Por eso en Valencia hay trozos de barrios de Madrid, de Lisboa o de Roma. Una especial, violenta y discutida policromía reviste de los colores más cálidos algunas fachadas de casas y de bloques de apartamentos; o se desborda en la desmesura de los grandes centros comerciales.
En esa emulsión y trituración de sangres y corrientes, las bocas mecánicas de los saurios trajeron no sólo la modificación del paisaje, sino también la alteración del rostro valenciano, a través de su fisonomía y su cultura.
El primer símbolo de esa transformación fue la arremetida que convirtió en polvo arquitecturas muy celebradas. Ya nadie recuerda la edificación que fue sede del antiguo Concejo Municipal, frente a la plaza Bolívar, o el redondel de lidia para las corridas de toros de las “Arenas de Valencia”.

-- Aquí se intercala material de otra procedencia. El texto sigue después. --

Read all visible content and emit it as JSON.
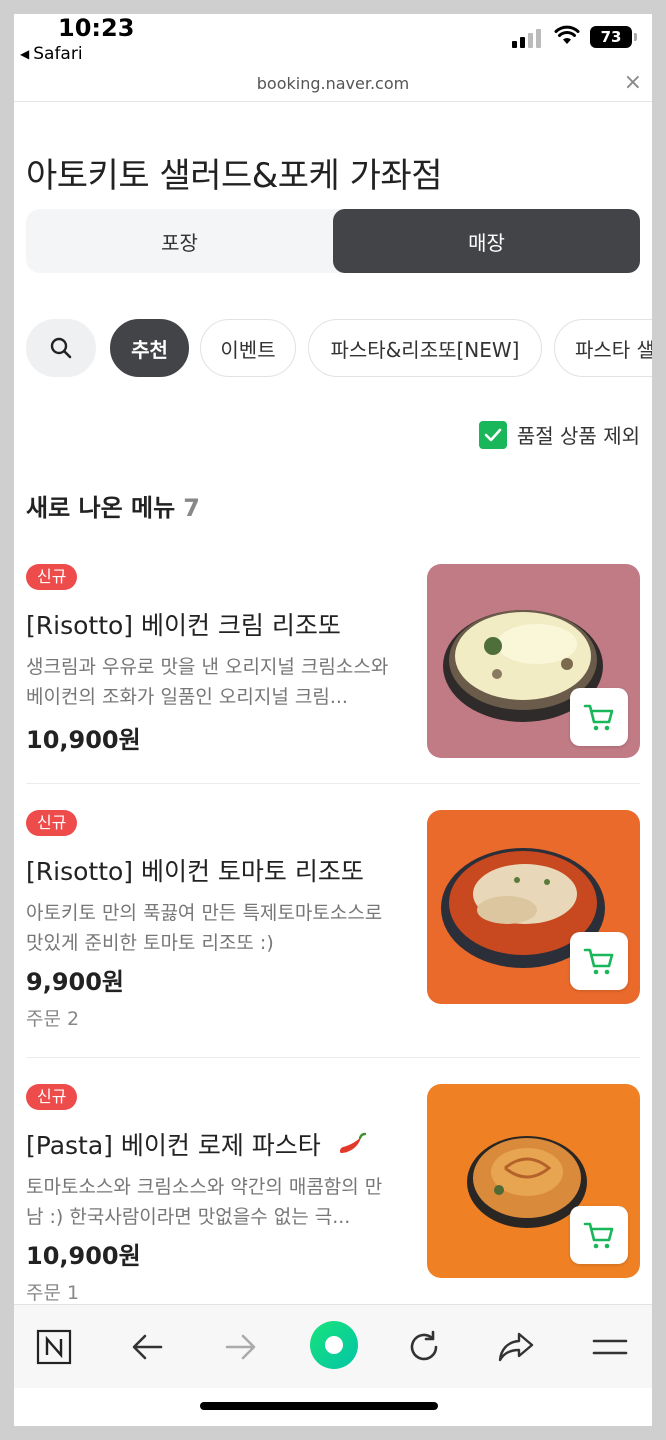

Hoy, mientras escribo estas líneas, vuelven a verse en la ciudad los viejos y familiares monstruos. Algunos, corroídos por el óxido, parecen recién extraídos de alguna arqueológica excavación.
Es alto el mediodía y los obreros que trabajan en la construcción, de pronto han suspendido la tarea. La ciudad ha quedado paralizada. Al fondo, las máquinas dentadas que estuvieron engullendo tierras y triturando pedruscos, alzan una boca congelada de asombro
El barro excavado se amontona ahora con la simetría de un triángulo que se derrite, y la yerba crece en donde antes el trajín de los trabajadores no daba tregua. Las sombras del mediodía parecen abocetar el rostro de una ciudad cerrada por remodelación.

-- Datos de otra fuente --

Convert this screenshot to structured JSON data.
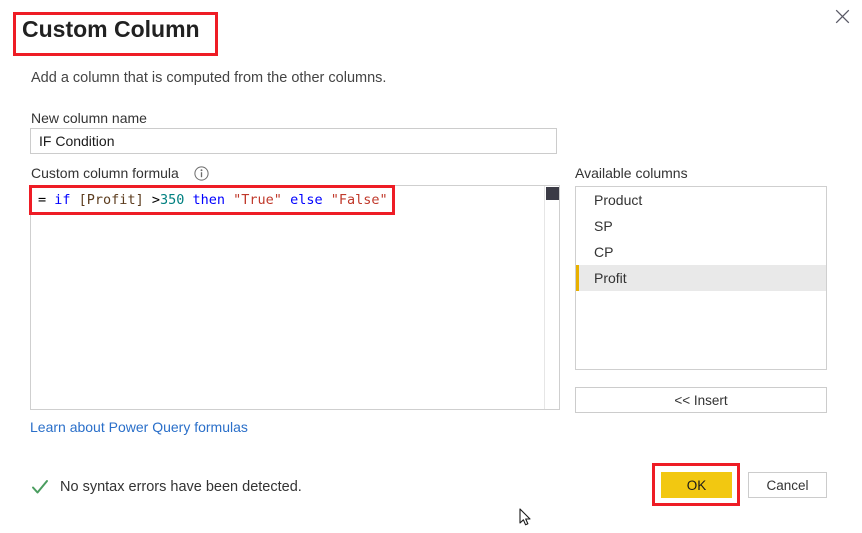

La ciudad quedó atenta a la reanudación de los trabajos en la avenida Bolívar de Valencia, al ruido de las palas mecánicas, para continuar, mediante la misma trituración de los materiales, la ampliación parsimoniosa de sus vías, y la perforación flemática de los túneles del metro que se construye.
Nos cubrimos del polvo de las demoliciones; somos transeúntes condecorados por el escombro. Y aun en medio del escenario de prehistoria, tratamos de ascender a la claridad de la percepción, porque sabemos que asistimos a la formación de un nuevo espíritu de ciudad, que surgirá de sus cascajos, seguramente, en los próximos 50 años.
Por ahora en ella se resume su perplejidad, la esencia de un país que nació para ser una construcción que no se termina nunca.
Por ahora Valencia gira sempiterna sobre su propio futuro.